My First Nose Dive

It was a beautiful day to take to the air, and as my dad handed me the Champ RTF with a grin on his face, I knew there was no turning back now. So with my plane, and my boyfriend, I headed out to one of the local parks. I took my stance at the edge of the field, put the throttle on high, and tossed the plane into the air. I gazed at the skies, ready for a nice straight flight, only to find that instead of taking to the skies, it did a few short loops and started to head toward the ground. David, having been amused at my first attempt, jogged out to recover the plane and prepped it for another flight. Again and again it would loop, and back down toward the ground it would go. I have only flown a limited number of short sessions on a simulator and briefly on a buddy box, so I have no illusions that I should be amazing just out of the starting blocks. But, I knew I could fly better than that!

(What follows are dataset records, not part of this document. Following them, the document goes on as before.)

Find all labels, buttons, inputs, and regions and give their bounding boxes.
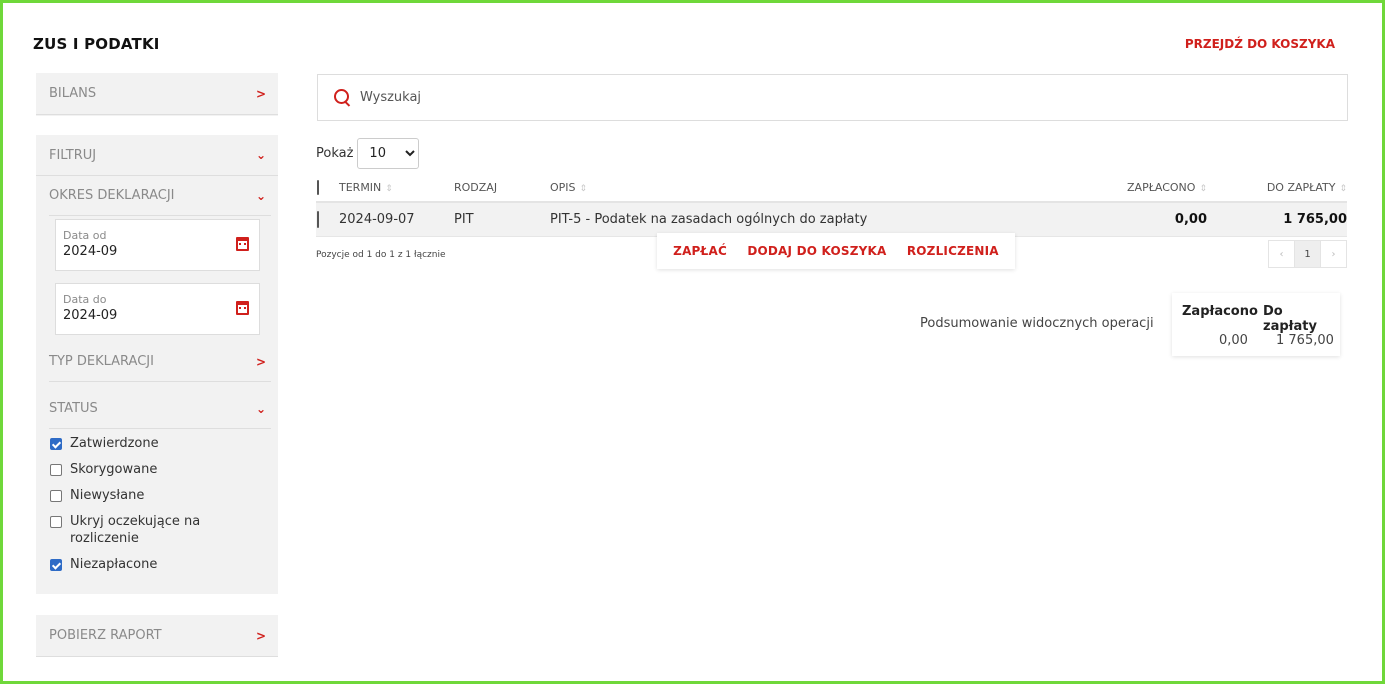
summary-paid-value: 0,00 [1219,333,1248,348]
cell-do-zaplaty: 1 765,00 [1283,212,1347,227]
header-opis[interactable]: OPIS ⇕ [550,181,1095,194]
bilans-toggle[interactable]: BILANS > [36,73,278,115]
summary-label: Podsumowanie widocznych operacji [920,316,1154,331]
select-all-checkbox[interactable] [317,179,319,195]
header-termin[interactable]: TERMIN ⇕ [339,181,454,194]
prev-page-button[interactable]: ‹ [1268,240,1295,268]
select-all-cell [316,179,339,195]
summary-box: Zapłacono Do zapłaty 0,00 1 765,00 [1172,293,1340,356]
report-label: POBIERZ RAPORT [49,628,162,643]
filter-panel: FILTRUJ ⌄ OKRES DEKLARACJI ⌄ Data od 202… [36,135,278,594]
status-option-label: Niewysłane [70,488,145,503]
sort-icon: ⇕ [1339,183,1347,194]
checkbox[interactable] [50,464,62,476]
page-size-select[interactable]: 10 [357,138,420,169]
table-row[interactable]: 2024-09-07 PIT PIT-5 - Podatek na zasada… [316,203,1347,237]
page-size-control: Pokaż 10 [316,138,420,169]
checkbox[interactable] [50,516,62,528]
header-rodzaj: RODZAJ [454,181,550,194]
go-to-cart-link[interactable]: PRZEJDŹ DO KOSZYKA [1185,37,1335,51]
calendar-icon[interactable] [236,301,249,315]
period-label: OKRES DEKLARACJI [49,188,175,203]
page-button-current[interactable]: 1 [1294,240,1321,268]
header-label: RODZAJ [454,180,498,194]
date-to-label: Data do [63,293,107,306]
page-title: ZUS I PODATKI [33,35,160,53]
declarations-table: TERMIN ⇕ RODZAJ OPIS ⇕ ZAPŁACONO ⇕ DO ZAPŁA… [316,173,1347,237]
header-label: OPIS [550,180,576,194]
sidebar: BILANS > FILTRUJ ⌄ OKRES DEKLARACJI ⌄ Da… [36,73,278,657]
sort-icon: ⇕ [385,183,393,194]
search-bar [317,74,1348,121]
search-input[interactable] [360,90,1260,105]
status-option-niewyslane[interactable]: Niewysłane [49,487,278,504]
period-toggle[interactable]: OKRES DEKLARACJI ⌄ [49,176,271,216]
row-check-cell [316,211,339,228]
date-to-field[interactable]: Data do 2024-09 [55,283,260,335]
cell-rodzaj: PIT [454,212,474,227]
declaration-type-label: TYP DEKLARACJI [49,354,154,369]
checkbox[interactable] [50,559,62,571]
summary-due-value: 1 765,00 [1276,333,1334,348]
cell-zaplacono: 0,00 [1174,212,1207,227]
header-zaplacono[interactable]: ZAPŁACONO ⇕ [1095,181,1207,194]
pay-button[interactable]: ZAPŁAĆ [673,244,727,258]
chevron-down-icon: ⌄ [255,401,266,416]
status-option-zatwierdzone[interactable]: Zatwierdzone [49,435,278,452]
status-toggle[interactable]: STATUS ⌄ [49,389,271,429]
sort-icon: ⇕ [1199,183,1207,194]
status-option-ukryj-oczekujace[interactable]: Ukryj oczekujące na rozliczenie [49,513,278,547]
chevron-right-icon: > [255,354,266,369]
report-panel: POBIERZ RAPORT > [36,615,278,657]
status-option-label: Zatwierdzone [70,436,159,451]
chevron-right-icon: > [255,628,266,643]
calendar-icon[interactable] [236,237,249,251]
status-label: STATUS [49,401,98,416]
header-do-zaplaty[interactable]: DO ZAPŁATY ⇕ [1207,181,1347,194]
header-label: ZAPŁACONO [1127,180,1196,194]
status-option-niezaplacone[interactable]: Niezapłacone [49,556,278,573]
cell-termin: 2024-09-07 [339,212,415,227]
date-from-label: Data od [63,229,107,242]
status-options: Zatwierdzone Skorygowane Niewysłane Ukry… [36,429,278,573]
table-info: Pozycje od 1 do 1 z 1 łącznie [316,250,446,260]
date-from-value: 2024-09 [63,244,118,259]
header-label: TERMIN [339,180,382,194]
table-header: TERMIN ⇕ RODZAJ OPIS ⇕ ZAPŁACONO ⇕ DO ZAPŁA… [316,173,1347,203]
settlements-button[interactable]: ROZLICZENIA [907,244,999,258]
sort-icon: ⇕ [579,183,588,194]
bilans-label: BILANS [49,86,97,101]
page-size-label: Pokaż [316,146,354,161]
status-option-label: Skorygowane [70,462,158,477]
pagination: ‹ 1 › [1268,240,1347,268]
report-toggle[interactable]: POBIERZ RAPORT > [36,615,278,657]
cell-opis: PIT-5 - Podatek na zasadach ogólnych do … [550,212,868,227]
chevron-down-icon: ⌄ [255,148,266,162]
summary-paid-header: Zapłacono [1182,304,1258,319]
bilans-panel: BILANS > [36,73,278,116]
header-label: DO ZAPŁATY [1266,180,1336,194]
checkbox[interactable] [50,438,62,450]
status-option-label: Ukryj oczekujące na rozliczenie [70,514,201,546]
next-page-button[interactable]: › [1320,240,1347,268]
date-to-value: 2024-09 [63,308,118,323]
declaration-type-toggle[interactable]: TYP DEKLARACJI > [49,342,271,382]
chevron-down-icon: ⌄ [255,188,266,203]
chevron-right-icon: > [255,86,266,101]
row-actions-popup: ZAPŁAĆ DODAJ DO KOSZYKA ROZLICZENIA [657,233,1015,269]
filter-toggle[interactable]: FILTRUJ ⌄ [36,135,278,176]
checkbox[interactable] [50,490,62,502]
date-from-field[interactable]: Data od 2024-09 [55,219,260,271]
filter-label: FILTRUJ [49,147,97,163]
add-to-cart-button[interactable]: DODAJ DO KOSZYKA [747,244,886,258]
status-option-skorygowane[interactable]: Skorygowane [49,461,278,478]
row-checkbox[interactable] [317,211,319,228]
summary-due-header: Do zapłaty [1263,304,1317,334]
search-icon [334,88,352,107]
status-option-label: Niezapłacone [70,557,158,572]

Obviously… it was the plane. Don’t worry, I didn’t really believe that. Especially after David tried the controller and was able to get it to hang in the air longer than I had – though granted it still did not have a straight flight. I attempted another flight and actually managed to keep the plane in the air for a while longer with its acrobatic tricks. A smile started to creep across my face as I felt like I had taken a step forward. Then the looping started again. It would loop one way, and I’d be quick to correct, only to have it loop the other way and eventually, loop…… loop… loop loop- WHACK! It took a nose dive strait into a log bench. Depth perception had failed me as it hit the bench, rather than being in front of it as I had perceived it was.

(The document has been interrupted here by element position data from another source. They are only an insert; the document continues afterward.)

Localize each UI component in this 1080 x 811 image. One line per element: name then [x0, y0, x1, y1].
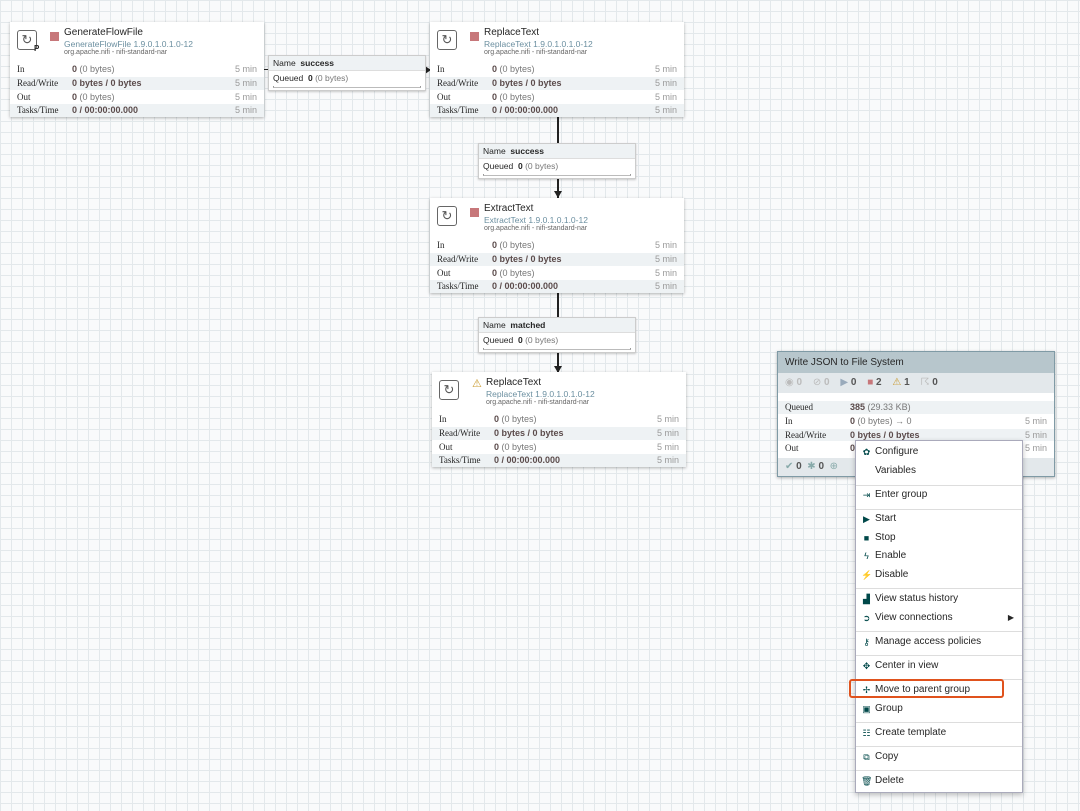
stat-row: Out 0 (0 bytes) 5 min — [430, 265, 684, 280]
in-label: In — [785, 415, 793, 426]
processor-bundle: org.apache.nifi - nifi-standard-nar — [484, 225, 588, 232]
enter-icon: ⇥ — [862, 490, 871, 500]
menu-item-start[interactable]: ▶ Start — [856, 510, 1022, 528]
stat-row: Out 0 (0 bytes) 5 min — [430, 89, 684, 104]
transmitting-icon: ◉ 0 — [785, 377, 803, 388]
processor-type: ExtractText 1.9.0.1.0.1.0-12 — [484, 215, 588, 225]
gear-icon: ✿ — [862, 447, 871, 457]
context-menu: ✿ Configure Variables ⇥ Enter group ▶ Start ■ St… — [855, 440, 1023, 793]
rw-label: Read/Write — [785, 429, 827, 440]
copy-icon: ⧉ — [863, 752, 870, 762]
queue-bar — [483, 348, 631, 350]
menu-item-stop[interactable]: ■ Stop — [856, 529, 1022, 547]
queued-label: Queued — [785, 402, 813, 412]
not-transmitting-icon: ⊘ 0 — [812, 377, 830, 388]
process-group-stats: ◉ 0 ⊘ 0 ▶ 0 ■ 2 ⚠ 1 ☈ 0 — [778, 373, 1054, 393]
processor-replacetext[interactable]: ↻ ⚠ ReplaceText ReplaceText 1.9.0.1.0.1.0… — [432, 372, 686, 468]
stopped-icon: ■ 2 — [867, 377, 882, 388]
processor-extracttext[interactable]: ↻ ExtractText ExtractText 1.9.0.1.0.1.0-… — [430, 198, 684, 294]
menu-item-disable[interactable]: ⚡ Disable — [856, 566, 1022, 584]
processor-bundle: org.apache.nifi - nifi-standard-nar — [64, 49, 168, 56]
stopped-icon — [470, 32, 479, 41]
stopped-icon — [470, 208, 479, 217]
stop-icon: ■ — [863, 533, 870, 543]
menu-item-center-in-view[interactable]: ✥ Center in view — [856, 657, 1022, 675]
process-group-title: Write JSON to File System — [778, 352, 1054, 373]
bolt-icon: ϟ — [864, 551, 869, 561]
highlight-box — [849, 679, 1004, 698]
connection-label[interactable]: Name success Queued 0 (0 bytes) — [478, 143, 636, 179]
menu-divider — [856, 722, 1022, 723]
menu-item-group[interactable]: ▣ Group — [856, 700, 1022, 718]
stat-row: Tasks/Time 0 / 00:00:00.000 5 min — [432, 453, 686, 468]
disable-icon: ⚡ — [861, 570, 873, 580]
processor-bundle: org.apache.nifi - nifi-standard-nar — [484, 49, 588, 56]
stat-row: Tasks/Time 0 / 00:00:00.000 5 min — [430, 279, 684, 294]
stat-row: Read/Write 0 bytes / 0 bytes 5 min — [10, 75, 264, 90]
primary-node-badge: P — [34, 44, 40, 53]
chevron-right-icon: ▶ — [1007, 613, 1014, 622]
stat-row: Tasks/Time 0 / 00:00:00.000 5 min — [430, 103, 684, 118]
processor-name: ReplaceText — [484, 27, 540, 38]
menu-item-view-status-history[interactable]: ▟ View status history — [856, 590, 1022, 608]
menu-item-copy[interactable]: ⧉ Copy — [856, 748, 1022, 766]
queue-bar — [273, 86, 421, 88]
stat-row: Tasks/Time 0 / 00:00:00.000 5 min — [10, 103, 264, 118]
menu-divider — [856, 631, 1022, 632]
processor-name: GenerateFlowFile — [64, 27, 143, 38]
processor-icon: ↻ — [437, 206, 457, 226]
stat-row: Out 0 (0 bytes) 5 min — [432, 439, 686, 454]
stat-row: In 0 (0 bytes) 5 min — [430, 62, 684, 76]
queue-bar — [483, 174, 631, 176]
stat-row: Read/Write 0 bytes / 0 bytes 5 min — [430, 251, 684, 266]
chart-icon: ▟ — [863, 594, 870, 604]
out-label: Out — [785, 443, 799, 454]
menu-item-configure[interactable]: ✿ Configure — [856, 443, 1022, 461]
arrow-head — [554, 191, 562, 198]
disabled-icon: ☈ 0 — [920, 377, 938, 388]
connection-label[interactable]: Name matched Queued 0 (0 bytes) — [478, 317, 636, 353]
stat-row: In 0 (0 bytes) 5 min — [432, 412, 686, 426]
processor-name: ExtractText — [484, 203, 534, 214]
stopped-icon — [50, 32, 59, 41]
stat-row: In 0 (0 bytes) 5 min — [430, 238, 684, 252]
running-icon: ▶ 0 — [840, 377, 857, 388]
stat-row: In 0 (0 bytes) 5 min — [10, 62, 264, 76]
menu-item-enter-group[interactable]: ⇥ Enter group — [856, 486, 1022, 504]
menu-item-delete[interactable]: 🗑 Delete — [856, 772, 1022, 790]
menu-item-create-template[interactable]: ☷ Create template — [856, 724, 1022, 742]
menu-divider — [856, 509, 1022, 510]
processor-name: ReplaceText — [486, 377, 542, 388]
stat-row: Read/Write 0 bytes / 0 bytes 5 min — [430, 75, 684, 90]
processor-generateflowfile[interactable]: ↻ P GenerateFlowFile GenerateFlowFile 1.9… — [10, 22, 264, 118]
menu-divider — [856, 746, 1022, 747]
template-icon: ☷ — [862, 728, 871, 738]
play-icon: ▶ — [863, 514, 870, 524]
processor-bundle: org.apache.nifi - nifi-standard-nar — [486, 399, 590, 406]
stat-row: Read/Write 0 bytes / 0 bytes 5 min — [432, 425, 686, 440]
processor-type: ReplaceText 1.9.0.1.0.1.0-12 — [484, 39, 593, 49]
processor-replacetext[interactable]: ↻ ReplaceText ReplaceText 1.9.0.1.0.1.0-… — [430, 22, 684, 118]
processor-type: GenerateFlowFile 1.9.0.1.0.1.0-12 — [64, 39, 193, 49]
trash-icon: 🗑 — [861, 776, 873, 786]
menu-item-variables[interactable]: Variables — [856, 462, 1022, 480]
menu-divider — [856, 485, 1022, 486]
connection-label[interactable]: Name success Queued 0 (0 bytes) — [268, 55, 426, 91]
menu-divider — [856, 655, 1022, 656]
key-icon: ⚷ — [863, 637, 870, 647]
crosshair-icon: ✥ — [862, 661, 871, 671]
processor-type: ReplaceText 1.9.0.1.0.1.0-12 — [486, 389, 595, 399]
menu-item-manage-access-policies[interactable]: ⚷ Manage access policies — [856, 633, 1022, 651]
menu-item-enable[interactable]: ϟ Enable — [856, 547, 1022, 565]
menu-divider — [856, 588, 1022, 589]
stat-row: Out 0 (0 bytes) 5 min — [10, 89, 264, 104]
connections-icon: ➲ — [862, 613, 871, 623]
menu-divider — [856, 770, 1022, 771]
warning-icon: ⚠ — [472, 378, 482, 390]
menu-item-view-connections[interactable]: ➲ View connections ▶ — [856, 609, 1022, 627]
group-icon: ▣ — [862, 704, 871, 714]
processor-icon: ↻ — [439, 380, 459, 400]
processor-icon: ↻ — [437, 30, 457, 50]
warning-icon: ⚠ 1 — [892, 377, 910, 388]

My jaw dropped… I couldn’t believe I had just done that. David recovered the poor plane. We looked it over to assess the damage, and I was shocked to see that a piece of the plane’s nose was missing! “Oh no,” David corrected me, “it’s just upside-down.” Sure enough, as soon as he turned the propeller and chunk of the nose around, you could tell the pieces were there. But on the bright side, I found it fascinating to see all the inner cogs and how they worked!

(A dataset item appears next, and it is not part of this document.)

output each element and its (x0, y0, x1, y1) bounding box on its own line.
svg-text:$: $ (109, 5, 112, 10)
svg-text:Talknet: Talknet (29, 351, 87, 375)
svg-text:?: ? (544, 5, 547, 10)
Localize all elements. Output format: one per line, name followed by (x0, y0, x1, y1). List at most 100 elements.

Embarrassed and sad that I had broken my new toy, I sulked back to the house. My dad chuckled when David gave him the details of the story, and told me he was excited that we got to do our first major repair on the plane. I looked at him with a skeptical eye- I didn’t believe him when he said it could be fixed. However, I put my doubts aside and figured that attempting to mend this aerial puzzle would just be another part of the adventure.